Soccer plays an important role in our society. It does not only entertain people, but keeps soccer players in good health condition as well as attracts huge amount of money during FIFA and other games. Such games gather millions of people on stadiums and in front of TVs. Many fans bet on their favorite teams. Some of them win and a lot of them loose their money. In order to predict and to increase a possibility that the game score will be in their favor we will investigate the European Soccer Database provided by Hugo Mathien (https://www.kaggle.com/hugomathien/soccer)
The following questions will be explored during the analysis:
- Do teams perform better when they play at home or away?
- Determine teams which performance significantly improved.
- Does overall performance among all teams in 2008 and 2016 had been improved?
- Are there any correlations between total number of goals and team attributes? Can we find correlation between team attributes?
Data extraction
Data is stored in SQLite database. Using DB browser for SQlite the data was initially investigated and queries were developed.

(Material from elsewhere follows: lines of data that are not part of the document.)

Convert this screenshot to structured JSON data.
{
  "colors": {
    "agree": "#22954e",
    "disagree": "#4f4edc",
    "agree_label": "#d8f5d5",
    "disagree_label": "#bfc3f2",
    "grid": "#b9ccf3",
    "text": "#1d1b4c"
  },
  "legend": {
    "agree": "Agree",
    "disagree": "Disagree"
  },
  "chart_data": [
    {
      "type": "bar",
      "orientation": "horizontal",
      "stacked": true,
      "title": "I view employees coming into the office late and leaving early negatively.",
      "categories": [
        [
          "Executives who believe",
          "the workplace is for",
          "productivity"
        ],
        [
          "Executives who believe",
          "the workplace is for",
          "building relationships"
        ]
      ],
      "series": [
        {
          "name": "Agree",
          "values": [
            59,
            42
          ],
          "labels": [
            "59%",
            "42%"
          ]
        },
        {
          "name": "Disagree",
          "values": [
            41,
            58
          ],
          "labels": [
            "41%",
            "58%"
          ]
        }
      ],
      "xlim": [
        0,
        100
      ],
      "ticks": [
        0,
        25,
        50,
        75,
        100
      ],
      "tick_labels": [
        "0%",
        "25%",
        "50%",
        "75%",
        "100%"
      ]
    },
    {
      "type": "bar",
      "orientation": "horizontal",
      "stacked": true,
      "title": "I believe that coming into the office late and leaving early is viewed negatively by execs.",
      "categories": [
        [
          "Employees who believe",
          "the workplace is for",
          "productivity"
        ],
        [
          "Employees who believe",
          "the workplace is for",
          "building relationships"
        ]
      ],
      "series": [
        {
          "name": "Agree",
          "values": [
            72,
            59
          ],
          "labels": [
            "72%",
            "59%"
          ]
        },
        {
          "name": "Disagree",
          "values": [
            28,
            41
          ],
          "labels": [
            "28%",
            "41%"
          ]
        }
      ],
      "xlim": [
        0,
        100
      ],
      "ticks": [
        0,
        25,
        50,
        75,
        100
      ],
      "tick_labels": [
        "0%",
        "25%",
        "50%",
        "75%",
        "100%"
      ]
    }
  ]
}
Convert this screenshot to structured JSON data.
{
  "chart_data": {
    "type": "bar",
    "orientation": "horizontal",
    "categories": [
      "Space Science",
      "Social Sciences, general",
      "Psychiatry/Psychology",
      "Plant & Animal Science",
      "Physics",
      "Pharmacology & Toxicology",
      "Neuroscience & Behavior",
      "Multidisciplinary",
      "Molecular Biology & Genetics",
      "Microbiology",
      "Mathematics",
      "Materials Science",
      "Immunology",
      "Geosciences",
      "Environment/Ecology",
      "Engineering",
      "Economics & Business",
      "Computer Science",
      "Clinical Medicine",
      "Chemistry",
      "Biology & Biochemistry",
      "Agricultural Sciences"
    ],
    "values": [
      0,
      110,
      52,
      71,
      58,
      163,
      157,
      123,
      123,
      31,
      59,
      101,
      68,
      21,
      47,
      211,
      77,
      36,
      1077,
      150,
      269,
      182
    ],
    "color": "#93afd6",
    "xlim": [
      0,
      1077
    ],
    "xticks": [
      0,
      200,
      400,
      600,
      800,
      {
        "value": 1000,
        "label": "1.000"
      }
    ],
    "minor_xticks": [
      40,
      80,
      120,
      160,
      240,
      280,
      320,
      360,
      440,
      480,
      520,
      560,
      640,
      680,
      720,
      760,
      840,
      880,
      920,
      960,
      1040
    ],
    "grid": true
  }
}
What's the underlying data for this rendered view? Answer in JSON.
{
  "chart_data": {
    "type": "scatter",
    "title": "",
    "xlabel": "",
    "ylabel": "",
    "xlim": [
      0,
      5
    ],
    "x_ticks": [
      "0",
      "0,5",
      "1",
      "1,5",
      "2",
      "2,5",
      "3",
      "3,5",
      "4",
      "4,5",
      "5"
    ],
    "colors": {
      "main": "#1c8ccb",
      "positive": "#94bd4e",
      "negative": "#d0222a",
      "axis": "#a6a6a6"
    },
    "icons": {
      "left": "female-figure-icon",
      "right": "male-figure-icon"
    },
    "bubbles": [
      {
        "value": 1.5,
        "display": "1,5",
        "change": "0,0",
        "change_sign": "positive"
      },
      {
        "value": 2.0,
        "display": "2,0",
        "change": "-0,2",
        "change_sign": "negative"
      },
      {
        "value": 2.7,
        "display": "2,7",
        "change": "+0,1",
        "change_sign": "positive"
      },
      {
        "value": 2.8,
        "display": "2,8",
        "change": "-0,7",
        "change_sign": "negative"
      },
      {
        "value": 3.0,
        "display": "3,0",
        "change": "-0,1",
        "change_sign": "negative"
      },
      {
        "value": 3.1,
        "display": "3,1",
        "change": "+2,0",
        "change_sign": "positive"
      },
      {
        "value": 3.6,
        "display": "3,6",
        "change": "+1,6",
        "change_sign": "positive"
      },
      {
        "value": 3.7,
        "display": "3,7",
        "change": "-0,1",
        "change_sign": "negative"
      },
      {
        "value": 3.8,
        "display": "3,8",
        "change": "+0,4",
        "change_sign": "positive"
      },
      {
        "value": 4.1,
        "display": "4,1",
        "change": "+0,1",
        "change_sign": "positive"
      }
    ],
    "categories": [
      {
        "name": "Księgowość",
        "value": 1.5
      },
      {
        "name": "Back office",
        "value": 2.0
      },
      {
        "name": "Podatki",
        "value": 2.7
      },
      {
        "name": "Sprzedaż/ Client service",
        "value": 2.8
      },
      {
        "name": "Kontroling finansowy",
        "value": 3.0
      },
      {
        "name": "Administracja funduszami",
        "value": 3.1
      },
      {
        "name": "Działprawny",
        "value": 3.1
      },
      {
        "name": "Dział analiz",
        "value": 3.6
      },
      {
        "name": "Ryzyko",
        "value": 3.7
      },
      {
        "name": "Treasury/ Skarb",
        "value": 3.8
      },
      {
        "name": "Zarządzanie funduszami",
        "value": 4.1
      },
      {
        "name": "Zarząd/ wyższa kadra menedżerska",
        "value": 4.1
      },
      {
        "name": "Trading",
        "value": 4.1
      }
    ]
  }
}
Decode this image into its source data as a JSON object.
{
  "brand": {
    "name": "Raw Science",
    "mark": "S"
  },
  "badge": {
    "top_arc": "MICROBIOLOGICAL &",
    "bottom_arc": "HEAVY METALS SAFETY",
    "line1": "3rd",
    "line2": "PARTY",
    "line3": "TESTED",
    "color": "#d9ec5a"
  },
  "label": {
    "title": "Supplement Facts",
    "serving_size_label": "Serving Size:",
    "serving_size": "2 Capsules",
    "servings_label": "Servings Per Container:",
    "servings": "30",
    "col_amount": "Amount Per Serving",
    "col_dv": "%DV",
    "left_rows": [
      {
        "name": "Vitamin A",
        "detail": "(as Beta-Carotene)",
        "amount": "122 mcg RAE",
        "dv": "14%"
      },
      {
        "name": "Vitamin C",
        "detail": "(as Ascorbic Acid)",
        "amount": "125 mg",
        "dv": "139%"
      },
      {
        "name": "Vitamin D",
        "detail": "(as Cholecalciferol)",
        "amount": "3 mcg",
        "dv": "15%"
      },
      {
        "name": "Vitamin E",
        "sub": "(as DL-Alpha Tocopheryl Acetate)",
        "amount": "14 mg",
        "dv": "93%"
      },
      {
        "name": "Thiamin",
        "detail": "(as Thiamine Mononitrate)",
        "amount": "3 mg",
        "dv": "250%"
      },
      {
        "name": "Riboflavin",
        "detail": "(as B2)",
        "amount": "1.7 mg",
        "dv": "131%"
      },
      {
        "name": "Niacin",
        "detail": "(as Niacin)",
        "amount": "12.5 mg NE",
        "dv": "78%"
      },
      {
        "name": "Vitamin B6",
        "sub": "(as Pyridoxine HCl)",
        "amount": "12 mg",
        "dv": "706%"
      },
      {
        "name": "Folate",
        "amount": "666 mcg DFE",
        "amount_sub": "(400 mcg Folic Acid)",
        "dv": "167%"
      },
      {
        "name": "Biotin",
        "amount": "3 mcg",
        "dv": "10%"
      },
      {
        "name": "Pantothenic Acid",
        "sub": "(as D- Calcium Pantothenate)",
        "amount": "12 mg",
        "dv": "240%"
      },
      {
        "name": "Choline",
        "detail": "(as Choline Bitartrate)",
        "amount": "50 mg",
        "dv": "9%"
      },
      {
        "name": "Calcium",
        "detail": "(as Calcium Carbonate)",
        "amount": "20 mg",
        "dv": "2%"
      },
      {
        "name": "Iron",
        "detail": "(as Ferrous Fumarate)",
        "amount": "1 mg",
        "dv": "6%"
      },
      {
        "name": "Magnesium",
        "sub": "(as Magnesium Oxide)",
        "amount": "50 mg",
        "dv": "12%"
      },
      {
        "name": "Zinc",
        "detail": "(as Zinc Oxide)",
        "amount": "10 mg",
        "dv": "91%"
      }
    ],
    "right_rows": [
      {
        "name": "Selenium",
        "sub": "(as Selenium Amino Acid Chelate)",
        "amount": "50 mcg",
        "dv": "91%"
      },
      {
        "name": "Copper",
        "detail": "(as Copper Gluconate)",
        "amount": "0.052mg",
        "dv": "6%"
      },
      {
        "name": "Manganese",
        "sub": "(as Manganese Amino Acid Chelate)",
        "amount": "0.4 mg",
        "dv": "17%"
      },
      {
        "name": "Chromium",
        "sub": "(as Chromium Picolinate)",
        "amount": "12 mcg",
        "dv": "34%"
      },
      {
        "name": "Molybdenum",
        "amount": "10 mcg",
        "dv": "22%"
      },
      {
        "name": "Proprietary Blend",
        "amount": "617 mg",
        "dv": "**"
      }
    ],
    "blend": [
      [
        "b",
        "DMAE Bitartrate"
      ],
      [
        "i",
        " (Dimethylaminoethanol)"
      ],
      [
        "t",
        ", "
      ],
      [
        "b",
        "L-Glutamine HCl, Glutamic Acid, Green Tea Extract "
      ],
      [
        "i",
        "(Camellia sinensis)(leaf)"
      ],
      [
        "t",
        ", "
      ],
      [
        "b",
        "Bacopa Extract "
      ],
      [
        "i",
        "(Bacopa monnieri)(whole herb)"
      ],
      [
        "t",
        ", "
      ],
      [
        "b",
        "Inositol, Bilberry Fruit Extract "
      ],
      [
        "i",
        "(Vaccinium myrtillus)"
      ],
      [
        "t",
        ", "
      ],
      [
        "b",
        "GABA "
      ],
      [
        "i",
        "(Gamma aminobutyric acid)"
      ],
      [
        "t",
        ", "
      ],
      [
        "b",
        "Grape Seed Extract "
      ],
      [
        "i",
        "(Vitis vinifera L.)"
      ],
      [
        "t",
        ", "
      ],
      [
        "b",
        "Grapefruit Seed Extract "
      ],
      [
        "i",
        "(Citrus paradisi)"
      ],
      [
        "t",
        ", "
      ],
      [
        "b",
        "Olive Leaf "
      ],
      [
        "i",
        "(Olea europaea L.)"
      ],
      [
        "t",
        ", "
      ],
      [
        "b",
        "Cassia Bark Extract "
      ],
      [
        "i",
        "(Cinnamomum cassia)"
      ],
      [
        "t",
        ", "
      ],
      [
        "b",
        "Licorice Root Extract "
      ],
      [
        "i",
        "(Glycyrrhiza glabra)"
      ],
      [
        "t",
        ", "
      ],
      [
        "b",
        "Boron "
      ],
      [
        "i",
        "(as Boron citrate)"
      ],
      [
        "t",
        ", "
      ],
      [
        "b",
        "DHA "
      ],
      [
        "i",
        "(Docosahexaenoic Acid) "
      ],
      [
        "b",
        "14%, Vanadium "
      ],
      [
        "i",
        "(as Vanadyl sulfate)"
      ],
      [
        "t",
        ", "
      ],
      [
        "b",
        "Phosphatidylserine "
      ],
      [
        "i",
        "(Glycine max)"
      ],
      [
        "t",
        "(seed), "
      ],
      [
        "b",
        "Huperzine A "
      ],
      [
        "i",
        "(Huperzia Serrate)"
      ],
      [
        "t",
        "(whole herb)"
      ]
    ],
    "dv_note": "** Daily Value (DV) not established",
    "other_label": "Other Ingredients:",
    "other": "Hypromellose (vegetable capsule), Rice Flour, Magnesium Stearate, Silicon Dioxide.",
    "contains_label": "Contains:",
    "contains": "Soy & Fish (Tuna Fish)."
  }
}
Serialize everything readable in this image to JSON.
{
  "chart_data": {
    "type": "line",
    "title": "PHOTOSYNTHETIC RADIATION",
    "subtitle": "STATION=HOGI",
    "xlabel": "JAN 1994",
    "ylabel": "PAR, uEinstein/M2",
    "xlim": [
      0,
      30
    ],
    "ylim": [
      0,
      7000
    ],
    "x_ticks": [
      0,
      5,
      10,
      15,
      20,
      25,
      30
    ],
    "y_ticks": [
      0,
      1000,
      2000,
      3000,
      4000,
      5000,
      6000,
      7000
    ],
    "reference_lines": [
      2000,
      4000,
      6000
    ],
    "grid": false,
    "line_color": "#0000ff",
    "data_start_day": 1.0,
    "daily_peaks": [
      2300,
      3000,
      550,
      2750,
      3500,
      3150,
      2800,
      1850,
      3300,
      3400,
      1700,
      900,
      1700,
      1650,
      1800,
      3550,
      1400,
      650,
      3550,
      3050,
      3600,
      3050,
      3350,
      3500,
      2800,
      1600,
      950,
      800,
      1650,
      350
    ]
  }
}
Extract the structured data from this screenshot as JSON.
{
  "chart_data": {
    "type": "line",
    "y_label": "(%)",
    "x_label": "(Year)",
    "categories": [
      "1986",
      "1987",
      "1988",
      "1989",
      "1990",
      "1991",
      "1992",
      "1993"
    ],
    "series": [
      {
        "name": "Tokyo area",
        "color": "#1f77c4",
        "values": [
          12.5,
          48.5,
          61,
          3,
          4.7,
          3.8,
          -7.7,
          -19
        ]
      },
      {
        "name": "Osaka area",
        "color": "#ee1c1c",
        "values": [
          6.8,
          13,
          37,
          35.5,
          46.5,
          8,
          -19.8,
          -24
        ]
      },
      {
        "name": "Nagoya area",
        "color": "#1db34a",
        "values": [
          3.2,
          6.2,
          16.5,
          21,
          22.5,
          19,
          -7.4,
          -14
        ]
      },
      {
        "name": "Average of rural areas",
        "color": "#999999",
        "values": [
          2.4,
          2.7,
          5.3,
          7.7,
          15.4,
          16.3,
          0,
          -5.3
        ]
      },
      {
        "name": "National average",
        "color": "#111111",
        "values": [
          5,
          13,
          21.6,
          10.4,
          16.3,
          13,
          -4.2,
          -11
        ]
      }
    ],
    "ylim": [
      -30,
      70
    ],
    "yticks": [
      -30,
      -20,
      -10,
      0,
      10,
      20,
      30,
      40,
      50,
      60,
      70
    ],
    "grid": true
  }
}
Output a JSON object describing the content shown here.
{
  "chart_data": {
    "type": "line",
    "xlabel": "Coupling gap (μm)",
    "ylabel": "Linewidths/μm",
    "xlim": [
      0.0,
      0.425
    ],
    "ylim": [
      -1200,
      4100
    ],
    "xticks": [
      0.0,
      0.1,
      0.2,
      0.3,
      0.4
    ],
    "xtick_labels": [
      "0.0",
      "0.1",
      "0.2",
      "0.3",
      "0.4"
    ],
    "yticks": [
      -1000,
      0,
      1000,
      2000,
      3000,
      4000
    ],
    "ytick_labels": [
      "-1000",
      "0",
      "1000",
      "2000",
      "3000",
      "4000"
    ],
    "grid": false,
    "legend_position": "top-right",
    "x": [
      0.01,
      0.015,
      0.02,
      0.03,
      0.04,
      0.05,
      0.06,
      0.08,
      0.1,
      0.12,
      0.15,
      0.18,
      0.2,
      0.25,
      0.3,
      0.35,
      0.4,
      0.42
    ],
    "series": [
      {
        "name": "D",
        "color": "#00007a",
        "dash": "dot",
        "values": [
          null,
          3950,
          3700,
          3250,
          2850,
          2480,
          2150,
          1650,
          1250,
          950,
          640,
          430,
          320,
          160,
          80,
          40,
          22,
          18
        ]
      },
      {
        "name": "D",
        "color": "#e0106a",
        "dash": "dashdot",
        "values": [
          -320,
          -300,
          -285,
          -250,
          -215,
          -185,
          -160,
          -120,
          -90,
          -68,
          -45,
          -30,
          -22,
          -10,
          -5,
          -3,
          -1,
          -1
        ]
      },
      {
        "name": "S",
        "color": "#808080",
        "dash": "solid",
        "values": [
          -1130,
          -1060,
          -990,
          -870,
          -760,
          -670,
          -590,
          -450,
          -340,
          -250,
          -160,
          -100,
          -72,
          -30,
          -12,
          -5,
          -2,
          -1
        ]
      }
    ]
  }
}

Then, the queries were passed to Python functions db_work() and db_team_attributes() in such way that the Python script interacts with the Python script directly obtaining the necessary dataset for further analysis.
Data wrangling
Initial data investigation was performed in DB browser. From the first glance, it was obvious that tables with team attributes had many NaN values, which had to be removed. Therefore, it helped to understand type of data, columns name, its relationship between tables and other important information about available dataset.
Data cleaning
Data cleaning was performed in db_work() and db_team_attributes() after the datasets were obtained.
Number of rows with NaN values were calculated and then these rows were dropped. A similar check duplicated rows were performed and then, duplicated rows were dropped also. Results were stored in .csv files for further analysis.
Note: Team names contain non-English characters and it brings the following error when a print function is called: “UnicodeEncodeError: 'charmap' codec can't encode character '\xf6' in position 56: character maps to .”. After several attempts to change the codec to utf-8 and some other codecs a solution was found to save data into .csv files and then open it using cat in the terminal or in a spreadsheet such as Excel.